US ports are preparing for shutdown-related delays as China's Golden Week disrupts supply chains worldwide

Golden Week in Jinan-Shandong
Golden Week, a national holiday in China, has shut down ports and factories, slowing global supply chains | Photo courtesy of IbraShoot/Shutterstock
4 Min

Shipping and logistics industry stakeholders in the U.S. are preparing for shutdown-related delays after congressional deadlock left the federal government without a funding package as of 1 October. 

The shutdown comes amid an already chaotic week in global shipping as Golden Week in China, which runs from 1 - 8 October and closes Chinese factories and ports, slows down supply chains worldwide. 

A number of U.S. agencies with oversight of the shipping sector have released transition reports addressing how they will function during a government shutdown, which shed some light on how the industry will likely fare. 

Key services related to health and safety, like cargo inspections, will largely continue, while regulatory and adjudicatory functions will be put on hold. 

According to the Department of Transportation’s (DOT) 30 September shutdown plans, the U.S. Maritime Administration (MARAD), which oversees a wide variety of programs related to American ports – including President Trump’s initiative to strengthen American shipbuilding – will furlough 192 of its 790 employees (24 percent), while maintaining “functions that … address imminent hazards to the safety of human life and protection of vessels of the U.S. Government.” It will fund these essential programs through carry-over balances, while they last. 

U.S. Customs and Border Protection (CBP) will continue to collect tariffs and inspect and process cargo at U.S. ports. In its shutdown transition plan, The Department of Homeland Security said that CBP currently has 67,792 working employees, roughly 63,243 of whom will remain working through the shutdown to perform essential functions. 

The Federal Maritime Commission (FMC), which regulates and licenses ocean transportation agents, as well as resolves disputes among such agents, announced on 1 October that all Commission employees, with the exception of Presidentially-appointed, Senate-confirmed Commissioners Rebecca F. Dye, Daniel B. Maffei, and Max Vekich, are on furlough. While logistics stakeholders can still access the online system to file service contracts, they will not be processed until the shutdown ends. 

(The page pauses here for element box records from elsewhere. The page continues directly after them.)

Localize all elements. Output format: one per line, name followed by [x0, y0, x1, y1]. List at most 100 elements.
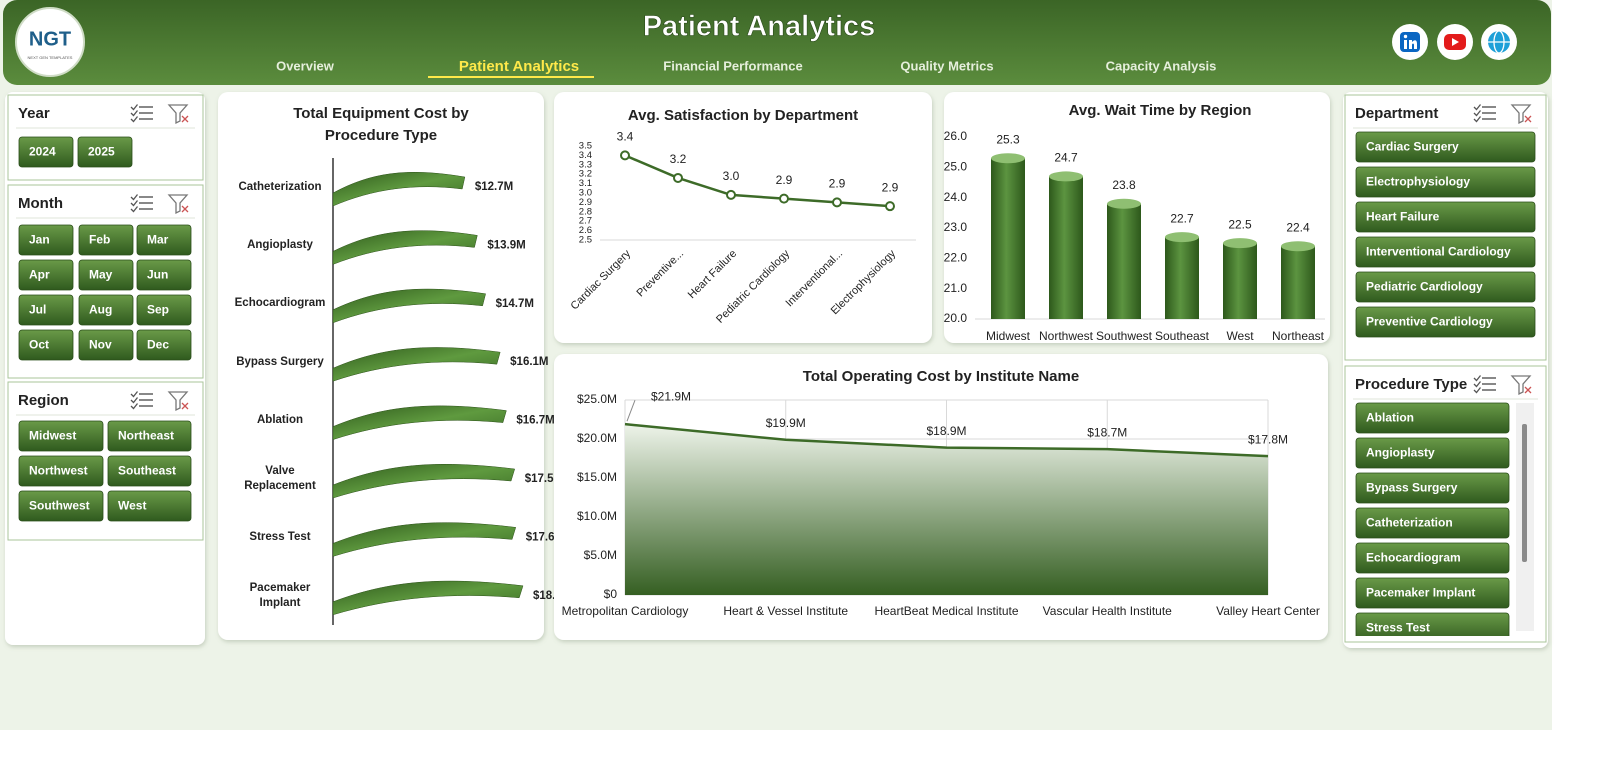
y-tick-label: Ablation: [257, 414, 303, 427]
slicer-button[interactable]: Oct: [18, 329, 74, 361]
multi-select-icon[interactable]: [1473, 375, 1496, 394]
slicer-button[interactable]: Cardiac Surgery: [1355, 131, 1536, 163]
button-face: [1355, 542, 1510, 574]
page-title: Patient Analytics: [643, 11, 876, 43]
youtube-icon[interactable]: [1437, 24, 1473, 60]
slicer-button[interactable]: Catheterization: [1355, 507, 1510, 539]
y-tick-label: Angioplasty: [247, 238, 313, 251]
button-face: [1355, 507, 1510, 539]
slicer-button[interactable]: Echocardiogram: [1355, 542, 1510, 574]
y-tick-label-box: Echocardiogram: [235, 297, 326, 309]
button-face: [1355, 402, 1510, 434]
slicer-button[interactable]: Jul: [18, 294, 74, 326]
data-label: 22.5: [1228, 217, 1252, 231]
slicer-button[interactable]: Ablation: [1355, 402, 1510, 434]
icon-x: [1524, 386, 1532, 394]
header-bar: [3, 0, 1551, 85]
button-face: [18, 224, 74, 256]
nav-tab[interactable]: Financial Performance: [663, 58, 802, 73]
slicer-button[interactable]: Angioplasty: [1355, 437, 1510, 469]
multi-select-icon[interactable]: [1473, 104, 1496, 123]
icon-x: [181, 402, 189, 410]
slicer-button[interactable]: Jun: [136, 259, 192, 291]
clear-filter-icon[interactable]: [167, 194, 189, 215]
button-label: Sep: [147, 303, 169, 317]
button-label: Apr: [29, 268, 50, 282]
slicer-button[interactable]: West: [107, 490, 192, 522]
data-label: 24.7: [1054, 151, 1078, 165]
chart-card: [554, 92, 932, 343]
slicer-button[interactable]: Nov: [78, 329, 134, 361]
button-face: [1355, 166, 1536, 198]
multi-select-icon[interactable]: [130, 104, 153, 123]
x-tick-label: Southwest: [1096, 329, 1153, 343]
linkedin-icon[interactable]: [1392, 24, 1428, 60]
nav-tab[interactable]: Quality Metrics: [900, 58, 993, 73]
data-label: $21.9M: [651, 389, 691, 403]
nav-tab[interactable]: Overview: [276, 58, 335, 73]
slicer-button[interactable]: 2025: [77, 136, 133, 168]
slicer-button[interactable]: Bypass Surgery: [1355, 472, 1510, 504]
slicer-button[interactable]: Pacemaker Implant: [1355, 577, 1510, 609]
chart-title-box: Total Equipment Cost by Procedure Type: [293, 105, 469, 144]
logo-text: NGT: [29, 28, 71, 50]
x-tick-label: Heart & Vessel Institute: [723, 604, 848, 618]
line-point: [620, 150, 630, 161]
bar-top: [1165, 232, 1199, 243]
clear-filter-icon[interactable]: [167, 391, 189, 412]
slicer-button[interactable]: Southeast: [107, 455, 192, 487]
y-tick-label: Stress Test: [249, 530, 311, 543]
slicer-button[interactable]: Preventive Cardiology: [1355, 306, 1536, 338]
scrollbar-thumb[interactable]: [1522, 424, 1527, 562]
slicer-button[interactable]: May: [78, 259, 134, 291]
slicer-button[interactable]: Aug: [78, 294, 134, 326]
icon-check: [130, 200, 139, 207]
y-tick-label: 2.5: [579, 235, 592, 246]
slicer-button[interactable]: 2024: [18, 136, 74, 168]
slicer-button[interactable]: Sep: [136, 294, 192, 326]
slicer-button[interactable]: Interventional Cardiology: [1355, 236, 1536, 268]
slicer-button[interactable]: Heart Failure: [1355, 201, 1536, 233]
slicer-button[interactable]: Jan: [18, 224, 74, 256]
clear-filter-icon[interactable]: [167, 104, 189, 125]
y-tick-label: Valve Replacement: [244, 465, 316, 492]
slicer-button[interactable]: Dec: [136, 329, 192, 361]
clear-filter-icon[interactable]: [1510, 375, 1532, 396]
y-tick-label: 2.9: [579, 197, 592, 208]
button-label: Midwest: [29, 429, 76, 443]
bar: [332, 347, 501, 382]
y-tick-label: 21.0: [944, 281, 968, 295]
slicer-list: Ablation Angioplasty Bypass Surgery Cathete…: [1355, 402, 1510, 643]
button-label: Nov: [89, 338, 112, 352]
slicer-button[interactable]: Electrophysiology: [1355, 166, 1536, 198]
slicer-title: Month: [18, 195, 63, 212]
website-icon[interactable]: [1481, 24, 1517, 60]
bar: [1223, 243, 1257, 319]
slicer-button[interactable]: Midwest: [18, 420, 104, 452]
slicer-title: Department: [1355, 105, 1438, 122]
button-label: 2025: [88, 145, 115, 159]
nav-tab-active[interactable]: Patient Analytics: [459, 58, 579, 75]
nav-tab[interactable]: Capacity Analysis: [1106, 58, 1217, 73]
bar-top: [1107, 198, 1141, 209]
slicer-button[interactable]: Feb: [78, 224, 134, 256]
multi-select-icon[interactable]: [130, 194, 153, 213]
data-label: $18.7M: [1087, 425, 1127, 439]
button-label: Echocardiogram: [1366, 551, 1461, 565]
clear-filter-icon[interactable]: [1510, 104, 1532, 125]
slicer-button[interactable]: Southwest: [18, 490, 104, 522]
slicer-button[interactable]: Mar: [136, 224, 192, 256]
icon-glyph: [1452, 38, 1459, 46]
multi-select-icon[interactable]: [130, 391, 153, 410]
slicer-button[interactable]: Northeast: [107, 420, 192, 452]
x-tick-label: Northeast: [1272, 329, 1325, 343]
slicer-button[interactable]: Pediatric Cardiology: [1355, 271, 1536, 303]
button-label: Jun: [147, 268, 168, 282]
slicer-button[interactable]: Stress Test: [1355, 612, 1510, 643]
slicer-button[interactable]: Apr: [18, 259, 74, 291]
button-label: Feb: [89, 233, 110, 247]
button-label: Mar: [147, 233, 169, 247]
button-face: [18, 420, 104, 452]
slicer-button[interactable]: Northwest: [18, 455, 104, 487]
button-face: [107, 455, 192, 487]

Experts at FreightWaves and SupplyChainDigital said that they expected cargo inspections to run smoothly for the time being, but thought that bonded warehouses – which have seen a surge in orders since new U.S. tariff policy was announced – were likely to see requests that might exceed their capacity. 

Amid the U.S.-based disruptions China’s Golden Week holidays have shut down ports and factories across the country. 

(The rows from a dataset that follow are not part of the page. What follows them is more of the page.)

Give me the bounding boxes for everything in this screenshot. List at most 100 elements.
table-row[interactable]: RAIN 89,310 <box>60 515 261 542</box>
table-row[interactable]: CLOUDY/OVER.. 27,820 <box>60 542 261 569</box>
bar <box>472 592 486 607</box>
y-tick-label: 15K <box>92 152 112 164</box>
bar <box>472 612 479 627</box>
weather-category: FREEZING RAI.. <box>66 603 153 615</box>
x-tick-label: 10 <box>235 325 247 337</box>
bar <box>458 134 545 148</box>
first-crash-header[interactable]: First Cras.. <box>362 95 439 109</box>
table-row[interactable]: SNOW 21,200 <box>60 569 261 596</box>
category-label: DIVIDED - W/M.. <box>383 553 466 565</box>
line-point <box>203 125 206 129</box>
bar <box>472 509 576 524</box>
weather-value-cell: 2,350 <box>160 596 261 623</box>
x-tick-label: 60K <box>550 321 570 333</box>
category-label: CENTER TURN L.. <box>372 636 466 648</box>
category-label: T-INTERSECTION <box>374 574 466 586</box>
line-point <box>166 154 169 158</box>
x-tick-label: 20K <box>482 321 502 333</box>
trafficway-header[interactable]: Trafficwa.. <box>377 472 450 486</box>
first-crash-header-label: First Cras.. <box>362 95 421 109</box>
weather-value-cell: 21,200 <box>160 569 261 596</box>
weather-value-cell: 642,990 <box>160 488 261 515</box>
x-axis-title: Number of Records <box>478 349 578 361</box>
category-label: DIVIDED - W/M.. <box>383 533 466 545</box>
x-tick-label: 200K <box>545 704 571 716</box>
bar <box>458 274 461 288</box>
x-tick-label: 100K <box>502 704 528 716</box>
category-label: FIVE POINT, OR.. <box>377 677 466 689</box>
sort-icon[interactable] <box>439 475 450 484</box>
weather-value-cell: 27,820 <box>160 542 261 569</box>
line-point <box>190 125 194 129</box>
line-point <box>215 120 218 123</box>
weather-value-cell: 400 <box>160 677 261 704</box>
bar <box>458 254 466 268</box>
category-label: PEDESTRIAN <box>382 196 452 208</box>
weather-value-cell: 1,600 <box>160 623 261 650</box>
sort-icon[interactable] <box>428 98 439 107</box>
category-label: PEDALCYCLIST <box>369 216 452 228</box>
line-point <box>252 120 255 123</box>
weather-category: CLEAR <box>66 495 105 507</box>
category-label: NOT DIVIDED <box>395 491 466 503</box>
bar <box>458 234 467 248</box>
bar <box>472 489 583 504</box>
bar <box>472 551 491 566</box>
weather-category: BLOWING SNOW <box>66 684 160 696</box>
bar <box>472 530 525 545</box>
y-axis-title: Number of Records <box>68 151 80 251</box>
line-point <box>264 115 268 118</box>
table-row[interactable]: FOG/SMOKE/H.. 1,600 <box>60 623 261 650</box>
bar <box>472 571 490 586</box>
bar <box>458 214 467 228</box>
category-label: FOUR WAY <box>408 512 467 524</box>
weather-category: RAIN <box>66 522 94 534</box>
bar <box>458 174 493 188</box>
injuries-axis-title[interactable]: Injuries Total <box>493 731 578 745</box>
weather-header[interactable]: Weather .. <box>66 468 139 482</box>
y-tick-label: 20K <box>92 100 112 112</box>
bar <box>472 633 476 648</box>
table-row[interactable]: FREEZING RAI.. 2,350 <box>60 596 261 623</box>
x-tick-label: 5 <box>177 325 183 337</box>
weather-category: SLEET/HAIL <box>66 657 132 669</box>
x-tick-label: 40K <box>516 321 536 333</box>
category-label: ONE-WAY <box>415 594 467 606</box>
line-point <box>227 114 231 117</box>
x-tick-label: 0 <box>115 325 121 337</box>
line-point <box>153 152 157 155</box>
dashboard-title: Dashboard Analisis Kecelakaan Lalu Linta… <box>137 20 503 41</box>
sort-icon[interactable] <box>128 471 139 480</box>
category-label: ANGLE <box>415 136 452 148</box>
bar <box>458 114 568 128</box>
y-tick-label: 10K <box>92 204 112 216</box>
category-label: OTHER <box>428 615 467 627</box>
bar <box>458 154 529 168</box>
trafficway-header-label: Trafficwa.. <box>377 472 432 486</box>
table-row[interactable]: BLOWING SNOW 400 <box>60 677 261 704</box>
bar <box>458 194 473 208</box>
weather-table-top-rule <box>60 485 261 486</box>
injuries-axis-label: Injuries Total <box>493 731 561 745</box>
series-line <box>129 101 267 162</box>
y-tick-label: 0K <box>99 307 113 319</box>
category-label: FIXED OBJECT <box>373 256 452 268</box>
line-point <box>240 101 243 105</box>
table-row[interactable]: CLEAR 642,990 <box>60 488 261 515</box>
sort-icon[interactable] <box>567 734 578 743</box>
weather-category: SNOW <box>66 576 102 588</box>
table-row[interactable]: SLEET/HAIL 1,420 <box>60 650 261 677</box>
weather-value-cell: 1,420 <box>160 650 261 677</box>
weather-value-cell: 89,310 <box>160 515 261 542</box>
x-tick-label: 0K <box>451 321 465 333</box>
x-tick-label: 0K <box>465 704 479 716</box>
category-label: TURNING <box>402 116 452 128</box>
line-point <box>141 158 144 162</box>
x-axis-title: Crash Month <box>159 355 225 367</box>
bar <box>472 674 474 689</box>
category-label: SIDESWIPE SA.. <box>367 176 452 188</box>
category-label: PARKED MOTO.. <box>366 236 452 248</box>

Many shippers prepare for Golden Week by frontloading shipments in order to meet demand for Black Friday and Cyber Monday. This year, however, some of that frontloading was disrupted by Typhoon Ragasa, which closed major Chinese ports including Yantian, Nansha, Shekou, and Hong Kong, as well as significantly diminishing the capacity of air freight carriers and slowing Golden Week deliveries.  

Additionally, UN Trade and Development released its annual Review of Maritime Transport for 2025, which echoed expert analysis that has been predicting a global shipping slowdown for months. 

Key takeaways from the report were that global shipping routes are getting longer, largely in response to geopolitical unrest, which is increasing both financial and environmental costs for the sector. 

With “distances growing faster than volumes,” as the report put it, the agency said that the sector is likely to face continued uncertainty in the year ahead. 

“Freight rate volatility has become the new normal," the report said. "Container, bulk and tanker freight rates have remained elevated and volatile in 2024 and 2025, swinging sharply amid geopolitical tensions, trade policy shifts and supply–demand imbalances. This instability is driving up global trade costs.”

Though 80 percent of the world's cargo travels by ocean shipping, the sector lacks resilience to a number of a key challenges, the report said. 

UNCTAD Secretary-General Rebeca Grynspan said a number of challenging transitions were required for the sector to stay resilient. 

“The transitions ahead – to zero carbon, to digital systems, to new trade routes – must be just transitions,” Grynspan said. “They must empower, not exclude. They must build resilience, not deepen vulnerability.”